UC Irvine

Mycobacterium tuberculosis (Mtb), the etiological agent of tuberculosis, can evade host immune response. Peroxidases, ferritins, and folate aldolases are antioxidant enzymes, protecting Mtb from oxidative damage by reactive oxygen species in activated macrophages. Dye-decolorizing peroxidases (DyPs) are encapsulated by a bacterial nanocompartment, encapsulin (Enc), where packaged DyP interacts with Enc via a unique C-terminal extension. Genes encoding for Enc exist in an operon with DyPs. Mtb harbors an encapsulin homolog (Mt-Enc) adjacent to the gene that encodes for Mt-DyP. Our studies indicate that Mt-Enc self-assembles into a 60-subunit icosahedral shell independently of cargo enzymes. Preliminary characterization suggests that Mt-DyP is a heme-peroxidase with a C-terminal extension important for interaction with Mt-Enc--elimination of the C-terminal extension abolishes the interaction.

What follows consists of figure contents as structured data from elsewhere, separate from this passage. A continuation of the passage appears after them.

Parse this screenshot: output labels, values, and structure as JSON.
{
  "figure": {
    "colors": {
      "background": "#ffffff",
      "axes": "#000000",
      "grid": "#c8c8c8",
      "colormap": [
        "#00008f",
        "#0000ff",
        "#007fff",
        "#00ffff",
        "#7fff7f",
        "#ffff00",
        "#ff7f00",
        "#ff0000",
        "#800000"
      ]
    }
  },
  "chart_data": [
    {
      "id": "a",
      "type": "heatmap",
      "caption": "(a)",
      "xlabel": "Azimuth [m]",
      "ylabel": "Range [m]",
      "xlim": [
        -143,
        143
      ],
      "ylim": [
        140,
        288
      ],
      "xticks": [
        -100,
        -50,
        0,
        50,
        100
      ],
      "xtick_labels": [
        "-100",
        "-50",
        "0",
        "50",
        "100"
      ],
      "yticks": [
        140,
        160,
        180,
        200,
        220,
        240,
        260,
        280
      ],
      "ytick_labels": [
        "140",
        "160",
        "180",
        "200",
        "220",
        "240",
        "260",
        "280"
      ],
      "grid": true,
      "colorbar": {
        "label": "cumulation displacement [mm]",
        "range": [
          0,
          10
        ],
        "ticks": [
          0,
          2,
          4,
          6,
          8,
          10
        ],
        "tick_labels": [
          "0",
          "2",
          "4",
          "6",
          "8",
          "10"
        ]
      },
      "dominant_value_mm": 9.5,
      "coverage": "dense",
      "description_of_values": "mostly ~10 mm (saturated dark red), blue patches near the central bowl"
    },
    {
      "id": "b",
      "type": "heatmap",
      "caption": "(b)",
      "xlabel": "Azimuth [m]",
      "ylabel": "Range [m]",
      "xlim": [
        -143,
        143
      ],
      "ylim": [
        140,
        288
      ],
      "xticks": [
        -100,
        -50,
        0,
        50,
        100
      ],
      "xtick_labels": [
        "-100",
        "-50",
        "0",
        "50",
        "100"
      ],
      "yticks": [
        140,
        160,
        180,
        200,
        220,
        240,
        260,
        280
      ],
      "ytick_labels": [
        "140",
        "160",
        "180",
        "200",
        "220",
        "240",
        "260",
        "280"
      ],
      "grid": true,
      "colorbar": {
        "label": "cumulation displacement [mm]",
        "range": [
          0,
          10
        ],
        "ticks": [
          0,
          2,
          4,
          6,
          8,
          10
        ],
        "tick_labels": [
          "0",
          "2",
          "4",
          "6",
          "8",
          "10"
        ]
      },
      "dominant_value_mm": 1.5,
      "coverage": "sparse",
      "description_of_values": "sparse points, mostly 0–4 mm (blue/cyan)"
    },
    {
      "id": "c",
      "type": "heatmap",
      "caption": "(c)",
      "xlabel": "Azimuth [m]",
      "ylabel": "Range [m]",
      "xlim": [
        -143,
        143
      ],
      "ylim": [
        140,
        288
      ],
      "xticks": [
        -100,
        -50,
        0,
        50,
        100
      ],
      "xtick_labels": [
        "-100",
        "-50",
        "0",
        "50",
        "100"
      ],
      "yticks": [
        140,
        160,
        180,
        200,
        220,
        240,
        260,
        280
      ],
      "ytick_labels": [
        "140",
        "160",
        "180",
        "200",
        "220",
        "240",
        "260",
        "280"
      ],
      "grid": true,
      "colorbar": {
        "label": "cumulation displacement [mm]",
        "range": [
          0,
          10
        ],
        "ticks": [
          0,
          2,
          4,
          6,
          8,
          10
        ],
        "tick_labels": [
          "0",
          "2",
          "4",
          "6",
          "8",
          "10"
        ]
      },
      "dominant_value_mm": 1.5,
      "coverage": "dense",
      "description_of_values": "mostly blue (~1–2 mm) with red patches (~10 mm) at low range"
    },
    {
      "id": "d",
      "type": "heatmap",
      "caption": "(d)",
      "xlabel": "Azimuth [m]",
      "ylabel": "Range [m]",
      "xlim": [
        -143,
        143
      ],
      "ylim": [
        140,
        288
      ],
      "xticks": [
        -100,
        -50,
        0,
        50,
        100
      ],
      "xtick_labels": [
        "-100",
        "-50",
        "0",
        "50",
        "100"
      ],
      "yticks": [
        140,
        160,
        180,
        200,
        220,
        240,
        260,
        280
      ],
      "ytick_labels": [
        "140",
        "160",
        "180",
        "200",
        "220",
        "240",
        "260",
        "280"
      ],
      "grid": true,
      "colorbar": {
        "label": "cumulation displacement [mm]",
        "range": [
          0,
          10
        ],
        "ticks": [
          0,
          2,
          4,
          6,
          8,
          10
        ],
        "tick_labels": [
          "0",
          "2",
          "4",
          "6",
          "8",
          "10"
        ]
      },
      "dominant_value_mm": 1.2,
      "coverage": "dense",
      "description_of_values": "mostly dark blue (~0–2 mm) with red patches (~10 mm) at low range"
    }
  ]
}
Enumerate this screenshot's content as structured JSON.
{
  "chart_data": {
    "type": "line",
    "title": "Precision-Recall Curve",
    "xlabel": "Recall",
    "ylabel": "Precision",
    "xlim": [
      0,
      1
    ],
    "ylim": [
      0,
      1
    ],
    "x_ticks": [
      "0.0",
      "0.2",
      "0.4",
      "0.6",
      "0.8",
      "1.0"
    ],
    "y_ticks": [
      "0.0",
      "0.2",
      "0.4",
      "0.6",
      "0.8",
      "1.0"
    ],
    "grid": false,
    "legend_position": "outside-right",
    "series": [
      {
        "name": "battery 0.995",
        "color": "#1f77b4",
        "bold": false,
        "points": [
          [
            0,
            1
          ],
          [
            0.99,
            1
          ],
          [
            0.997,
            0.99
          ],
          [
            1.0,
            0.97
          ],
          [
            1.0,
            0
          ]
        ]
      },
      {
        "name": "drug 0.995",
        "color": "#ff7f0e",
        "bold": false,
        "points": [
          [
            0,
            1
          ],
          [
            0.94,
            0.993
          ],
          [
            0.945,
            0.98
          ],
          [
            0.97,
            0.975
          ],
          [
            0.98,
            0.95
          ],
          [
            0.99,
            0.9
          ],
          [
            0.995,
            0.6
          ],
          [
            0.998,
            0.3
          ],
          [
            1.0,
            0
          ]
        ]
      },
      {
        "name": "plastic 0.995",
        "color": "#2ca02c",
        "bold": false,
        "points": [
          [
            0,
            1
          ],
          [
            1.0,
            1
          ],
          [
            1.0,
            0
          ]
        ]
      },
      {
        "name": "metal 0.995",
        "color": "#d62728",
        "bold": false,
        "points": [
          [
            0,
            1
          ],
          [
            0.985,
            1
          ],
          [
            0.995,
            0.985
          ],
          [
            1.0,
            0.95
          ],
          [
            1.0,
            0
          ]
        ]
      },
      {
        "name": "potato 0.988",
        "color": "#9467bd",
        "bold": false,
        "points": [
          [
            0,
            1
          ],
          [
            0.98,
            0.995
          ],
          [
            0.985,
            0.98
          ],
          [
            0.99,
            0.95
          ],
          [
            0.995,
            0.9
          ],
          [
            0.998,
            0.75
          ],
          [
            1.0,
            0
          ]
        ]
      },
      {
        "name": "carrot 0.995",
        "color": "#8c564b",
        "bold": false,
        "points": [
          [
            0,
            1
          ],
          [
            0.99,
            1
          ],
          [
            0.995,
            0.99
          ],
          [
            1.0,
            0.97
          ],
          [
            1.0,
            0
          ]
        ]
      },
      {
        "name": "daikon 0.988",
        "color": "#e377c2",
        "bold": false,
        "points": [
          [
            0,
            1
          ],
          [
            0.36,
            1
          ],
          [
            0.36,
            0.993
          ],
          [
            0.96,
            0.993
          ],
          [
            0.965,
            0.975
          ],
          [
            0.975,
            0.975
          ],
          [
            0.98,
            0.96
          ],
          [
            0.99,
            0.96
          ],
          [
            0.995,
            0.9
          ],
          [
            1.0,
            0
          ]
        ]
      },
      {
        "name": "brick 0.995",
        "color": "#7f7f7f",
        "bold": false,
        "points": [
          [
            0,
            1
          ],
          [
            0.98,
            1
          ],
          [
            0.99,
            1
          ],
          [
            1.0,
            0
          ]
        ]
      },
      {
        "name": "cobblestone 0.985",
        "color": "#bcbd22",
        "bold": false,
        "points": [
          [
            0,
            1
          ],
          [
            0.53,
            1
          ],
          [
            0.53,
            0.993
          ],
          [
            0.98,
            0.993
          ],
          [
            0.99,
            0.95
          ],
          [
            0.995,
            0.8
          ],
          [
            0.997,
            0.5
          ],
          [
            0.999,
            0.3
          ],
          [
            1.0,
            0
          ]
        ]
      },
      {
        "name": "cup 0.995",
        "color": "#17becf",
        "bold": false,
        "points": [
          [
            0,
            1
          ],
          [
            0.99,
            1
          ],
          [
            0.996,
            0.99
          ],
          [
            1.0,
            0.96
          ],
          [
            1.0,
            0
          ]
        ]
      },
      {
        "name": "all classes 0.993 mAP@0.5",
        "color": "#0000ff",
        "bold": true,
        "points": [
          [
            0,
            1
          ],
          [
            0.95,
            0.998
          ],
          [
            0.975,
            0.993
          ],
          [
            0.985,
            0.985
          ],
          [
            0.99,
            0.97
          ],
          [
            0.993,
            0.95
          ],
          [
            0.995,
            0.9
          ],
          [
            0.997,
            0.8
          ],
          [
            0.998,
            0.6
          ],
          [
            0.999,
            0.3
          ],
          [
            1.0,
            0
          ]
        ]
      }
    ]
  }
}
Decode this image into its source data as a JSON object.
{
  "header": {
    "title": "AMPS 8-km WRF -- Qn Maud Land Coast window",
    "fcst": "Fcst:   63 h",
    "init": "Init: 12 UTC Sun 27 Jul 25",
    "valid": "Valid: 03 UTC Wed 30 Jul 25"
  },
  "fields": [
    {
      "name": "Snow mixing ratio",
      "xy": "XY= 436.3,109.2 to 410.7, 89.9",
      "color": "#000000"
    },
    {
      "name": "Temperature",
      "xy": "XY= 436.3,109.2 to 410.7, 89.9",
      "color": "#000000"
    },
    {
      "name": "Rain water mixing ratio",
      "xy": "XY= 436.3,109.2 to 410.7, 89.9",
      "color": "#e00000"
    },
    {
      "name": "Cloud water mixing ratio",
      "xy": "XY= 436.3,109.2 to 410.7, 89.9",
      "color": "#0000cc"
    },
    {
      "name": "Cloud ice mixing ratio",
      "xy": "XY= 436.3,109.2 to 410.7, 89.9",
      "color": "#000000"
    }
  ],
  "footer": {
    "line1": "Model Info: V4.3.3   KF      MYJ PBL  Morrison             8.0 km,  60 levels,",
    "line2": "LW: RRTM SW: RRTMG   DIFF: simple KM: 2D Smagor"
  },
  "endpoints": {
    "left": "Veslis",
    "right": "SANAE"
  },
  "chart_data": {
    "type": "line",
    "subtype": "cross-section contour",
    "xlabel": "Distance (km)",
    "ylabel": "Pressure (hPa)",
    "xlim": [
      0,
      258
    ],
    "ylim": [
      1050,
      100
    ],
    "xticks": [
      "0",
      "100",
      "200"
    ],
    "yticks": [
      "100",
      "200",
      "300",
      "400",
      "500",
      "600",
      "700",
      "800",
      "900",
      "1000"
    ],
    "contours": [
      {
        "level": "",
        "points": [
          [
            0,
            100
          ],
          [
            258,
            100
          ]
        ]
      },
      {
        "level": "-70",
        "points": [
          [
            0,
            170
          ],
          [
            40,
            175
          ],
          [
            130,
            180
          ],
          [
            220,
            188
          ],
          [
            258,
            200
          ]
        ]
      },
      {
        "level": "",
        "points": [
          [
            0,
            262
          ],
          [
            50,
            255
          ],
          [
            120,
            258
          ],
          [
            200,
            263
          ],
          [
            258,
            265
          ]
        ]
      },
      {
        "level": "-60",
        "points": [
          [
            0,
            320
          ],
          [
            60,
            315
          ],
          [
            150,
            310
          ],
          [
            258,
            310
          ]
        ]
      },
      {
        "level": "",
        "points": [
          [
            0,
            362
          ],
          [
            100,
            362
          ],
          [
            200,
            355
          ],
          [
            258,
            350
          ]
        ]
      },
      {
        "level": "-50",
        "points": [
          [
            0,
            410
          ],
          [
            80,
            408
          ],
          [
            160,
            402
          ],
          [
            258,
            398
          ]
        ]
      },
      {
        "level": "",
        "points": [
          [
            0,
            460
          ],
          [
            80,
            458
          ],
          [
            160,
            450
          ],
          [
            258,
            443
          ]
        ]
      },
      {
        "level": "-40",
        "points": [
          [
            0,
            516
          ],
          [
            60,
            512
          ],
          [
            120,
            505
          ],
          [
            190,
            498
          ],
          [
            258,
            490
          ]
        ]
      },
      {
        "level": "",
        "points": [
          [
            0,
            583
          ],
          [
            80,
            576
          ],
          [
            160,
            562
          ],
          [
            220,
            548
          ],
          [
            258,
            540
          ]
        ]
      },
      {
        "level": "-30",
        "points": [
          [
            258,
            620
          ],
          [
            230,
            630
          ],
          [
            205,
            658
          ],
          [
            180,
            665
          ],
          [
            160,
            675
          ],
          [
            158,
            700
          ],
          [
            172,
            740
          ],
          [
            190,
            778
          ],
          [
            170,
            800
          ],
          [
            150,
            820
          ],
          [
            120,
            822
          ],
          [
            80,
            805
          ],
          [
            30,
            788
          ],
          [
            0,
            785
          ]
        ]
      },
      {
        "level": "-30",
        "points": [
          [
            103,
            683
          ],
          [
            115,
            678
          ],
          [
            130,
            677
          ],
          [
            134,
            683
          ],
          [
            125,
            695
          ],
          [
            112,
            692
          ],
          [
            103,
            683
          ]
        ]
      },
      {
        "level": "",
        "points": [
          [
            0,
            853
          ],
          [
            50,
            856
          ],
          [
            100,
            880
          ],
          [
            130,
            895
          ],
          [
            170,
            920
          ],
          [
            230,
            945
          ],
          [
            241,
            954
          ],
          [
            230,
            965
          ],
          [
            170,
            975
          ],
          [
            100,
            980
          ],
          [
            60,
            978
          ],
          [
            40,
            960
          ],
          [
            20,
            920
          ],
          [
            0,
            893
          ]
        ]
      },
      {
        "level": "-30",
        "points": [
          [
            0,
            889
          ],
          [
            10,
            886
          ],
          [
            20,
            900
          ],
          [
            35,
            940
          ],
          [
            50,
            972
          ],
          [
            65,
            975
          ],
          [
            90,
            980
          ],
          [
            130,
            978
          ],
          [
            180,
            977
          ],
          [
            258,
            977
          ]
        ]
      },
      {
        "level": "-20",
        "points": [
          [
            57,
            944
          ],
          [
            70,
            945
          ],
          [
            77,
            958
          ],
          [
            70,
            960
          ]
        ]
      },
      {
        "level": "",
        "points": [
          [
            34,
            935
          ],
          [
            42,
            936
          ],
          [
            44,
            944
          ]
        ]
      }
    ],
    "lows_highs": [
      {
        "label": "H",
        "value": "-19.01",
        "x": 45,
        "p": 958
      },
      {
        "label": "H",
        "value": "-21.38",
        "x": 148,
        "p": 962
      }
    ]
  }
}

Mtb iron-storage ferritin protein (Mt-BfrB) and 7,8-dihydroneopterin aldolase (Mt-FolB) have C-terminal tails that also interact with Mt-Enc. Mt-DyP and Mt-BfrB are predicted to be involved in oxidative stress response. Mt-FolB may mitigate oxidative attack, where Mt-FolB allows 7,8-dihydroneopterin to accumulate acting as an antioxidant. We observed encapsulation of Mt-DyP, Mt-BfrB, and Mt-FolB via co-purification and electron microscopy. Protein encapsulation has not been observed in vivo and its purpose is currently unknown, specifically encapsulation of enzymes involved in oxidative stress response. Functional studies of these three enzymes while encapsulated demonstrate that these enzymes retain enzymatic activity: Mt-DyP exhibits peroxidase activity with ABTS as a substrate, Mt-BfrB exhibits ferroxidase activity, and Mt-FolB exhibits aldolase activity; however, Mt-Enc alone does not appear to have enzymatic activity. This is the first study that illustrates mycobacterial encapsulation, providing structural and biochemical clues about mechanisms by which Mtb can detoxify the local environment to ensure long-term survival. We have also begun structural studies, probing Mt-Enc nanocompartment assembly in order to understand formation and utilize Mt-Enc as a therapeutic delivery platform.

In vivo analyses elucidating the role of Mt-Enc, and its involvement in survival during oxidative stress have started. Here, we aim to: i) characterize Mt-Enc; ii) preliminarily characterize DyP as a peroxidase; iii) begin structural analyses of both Mt-Enc and Mt-DyP; and iv) begin studies to determine the role of Mt-Enc and its implications in mycobacterial survival.